Mixed Greens Pie with Einkorn Crust
Recipes
Enjoy a large serving of mixed greens baked in a thin and crispy einkorn crust. Nobody will be complaining about getting their serving of dark green leafy vegetables.
Ingredients
Filling
- 11 oz. greens any of the following will do: spinach, swiss chard, dandelions, collards, chicory or kale
- 1 shallot, finely minced or 1/2 small white onion, diced
- 1 clove garlic, minced
- 2 tbsp. jovial Reserve Blend Extra Virgin Olive Oil
Dough
- 3 cups (360g) jovial All-Purpose Einkorn Flour
- 3 tbsp. (40g) jovial Reserve Blend Extra Virgin Olive Oil
- ½ tsp. (6g) sea salt
- ½ cup + 2 tbsp. (145g) water
Instructions
- In a large mixing bowl, combine sea salt and unsifted flour. Add oil and cut into flour with a pastry knife or your hands until crumbly. Add 1/2 cup of water and knead until smooth, with an extra teaspoon if needed. The dough will seem dry at first, but as you knead, it will become soft, but not overly sticky.
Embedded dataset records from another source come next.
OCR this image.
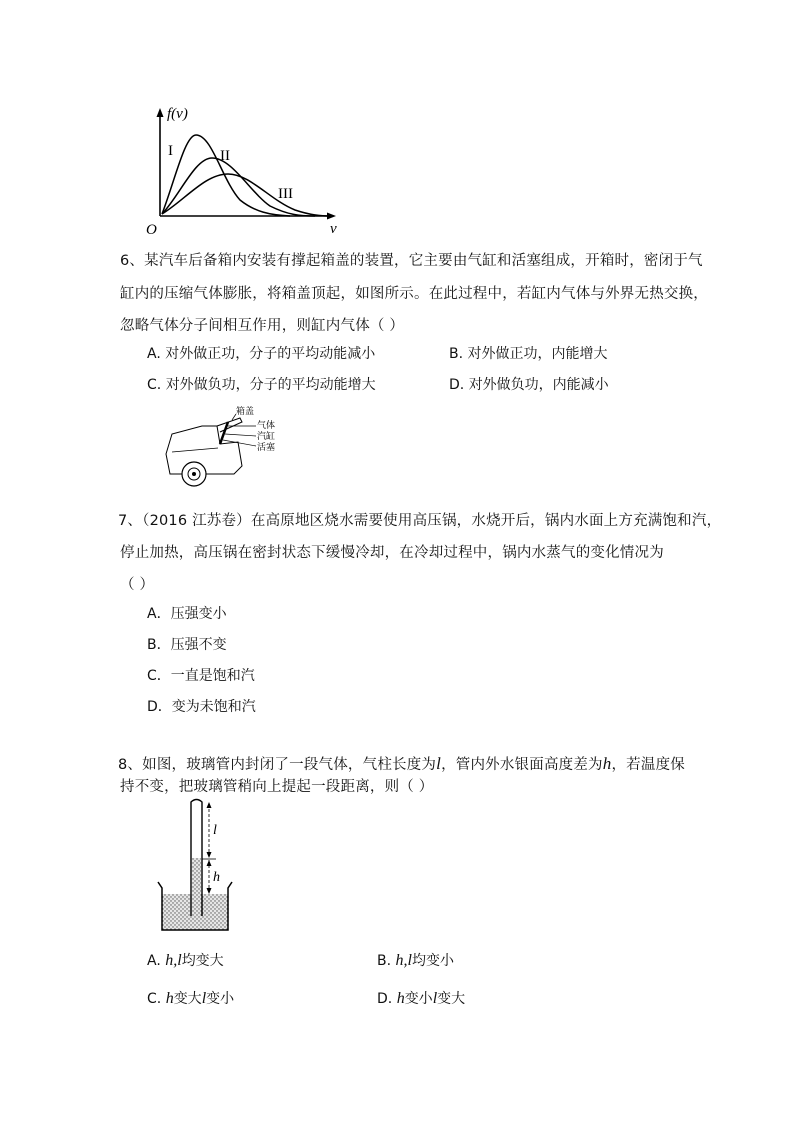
f(v)
v
O
I	II
III
6、某汽车后备箱内安装有撑起箱盖的装置，它主要由气缸和活塞组成，开箱时，密闭于气
缸内的压缩气体膨胀，将箱盖顶起，如图所示。在此过程中，若缸内气体与外界无热交换，
忽略气体分子间相互作用，则缸内气体（ ）
A. 对外做正功，分子的平均动能减小	B. 对外做正功，内能增大
C. 对外做负功，分子的平均动能增大	D. 对外做负功，内能减小
箱盖
气体
汽缸
活塞
7、（2016 江苏卷）在高原地区烧水需要使用高压锅，水烧开后，锅内水面上方充满饱和汽，
停止加热，高压锅在密封状态下缓慢冷却，在冷却过程中，锅内水蒸气的变化情况为
（ ）
A．压强变小
B．压强不变
C．一直是饱和汽
D．变为未饱和汽
8、如图，玻璃管内封闭了一段气体，气柱长度为l，管内外水银面高度差为h，若温度保
持不变，把玻璃管稍向上提起一段距离，则（ ）
l
h
A. h,l均变大	B. h,l均变小
C. h变大l变小	D. h变小l变大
We like to use sparkling mineral water, which makes the crust lighter, but regular water works fine as well.
- Chop the greens and sauté a finely minced shallot or white onion with a clove of garlic in 2 tbsp. of olive oil, add the greens with salt to taste and cook for a few minutes.
- Roll half of the dough into a rough 9 x 13 rectangular and place on a lightly oiled baking sheet.
- Add about 1/2 cup of grated Parmigiano Reggiano cheese to the greens. Keep in mind to salt your greens to taste before adding to the pie. Spread all of the greens over the bottom crust, leaving about 1 inch on the sides.
- Roll out the remaining dough and place on top. You can either fold over the edges and press down to seal with your fingers or cut around the edges with a pastry wheel.
- Slit with a knife on the crust before baking at 375F for 30-35 minutes until golden brown.
Tips
We’ll be honest, it takes a bit of time to prepare the greens and the dough, but we think it is worth the extra effort. It taste great cold the next day too and the kids love it!